Lors du délibéré, au cours duquel Mme Laure Aimée GRUA, Magistrat honoraire exerçant des fonctions juridictionnelles a rendu compte des débats à la collégialité, la Cour était composée de:
Madame Anne-Lise COLLOMP, Président de chambre,
Monsieur Laurent SOUSA, Conseiller,
Madame Laure- Aimée GRUA, Magistrat honoraire exerçant des fonctions juridictionnelles
GREFFIER :
Mme Karine DUPONT, Greffier lors des débats et du prononcé.
ARRÊT :
Prononcé publiquement le 7 novembre 2023 par mise à la disposition des parties au Greffe de la Cour, les parties en ayant été préalablement avisées dans les conditions prévues au deuxième alinéa de l'article 450 du Code de procédure civile.
***
FAITS ET PROCÉDURE
Selon acte authentique du 8 octobre 2007, Mme [M] [T] a donné à bail rural, d'une durée de 18 ans à compter du 1er octobre 2007, à M. [W] [E] diverses parcelles de terres situées à [Localité 6], [Localité 4] et [Localité 3], d'une contenance totale de 23ha, 16a 02ca.
Par lettre recommandée avec accusé de réception du 12 juillet 2016, M. [W] [E] a saisi le tribunal paritaire des baux ruraux de Blois afin d'être autorisé à céder le bail à son fils, [L] [E].

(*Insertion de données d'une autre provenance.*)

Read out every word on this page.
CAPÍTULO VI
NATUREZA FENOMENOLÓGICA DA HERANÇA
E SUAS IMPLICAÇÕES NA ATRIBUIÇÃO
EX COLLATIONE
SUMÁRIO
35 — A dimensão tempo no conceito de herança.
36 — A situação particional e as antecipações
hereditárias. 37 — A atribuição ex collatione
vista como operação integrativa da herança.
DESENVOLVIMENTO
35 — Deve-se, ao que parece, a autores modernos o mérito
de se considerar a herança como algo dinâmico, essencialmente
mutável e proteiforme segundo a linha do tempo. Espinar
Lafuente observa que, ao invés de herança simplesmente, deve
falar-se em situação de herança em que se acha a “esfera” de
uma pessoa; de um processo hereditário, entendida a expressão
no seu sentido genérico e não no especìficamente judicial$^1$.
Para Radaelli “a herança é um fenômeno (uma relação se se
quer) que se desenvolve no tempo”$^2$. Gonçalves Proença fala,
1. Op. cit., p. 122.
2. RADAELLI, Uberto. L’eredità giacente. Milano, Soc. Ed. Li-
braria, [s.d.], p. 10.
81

Par jugement du 30 novembre 2017, le tribunal a autorisé la cession du bail au profit de M. [L] [E].
Mme [T] a relevé appel de ce jugement, avant de se désister le 7 janvier 2019, ce désistement étant constaté par arrêt rendu le même jour par notre cour.
Selon acte notarié du 6 mars 2020, M. [W] [E] a cédé le bail à son fils [L] et signifié la cession à Mme [T] par acte extrajudiciaire du 22 avril 2020.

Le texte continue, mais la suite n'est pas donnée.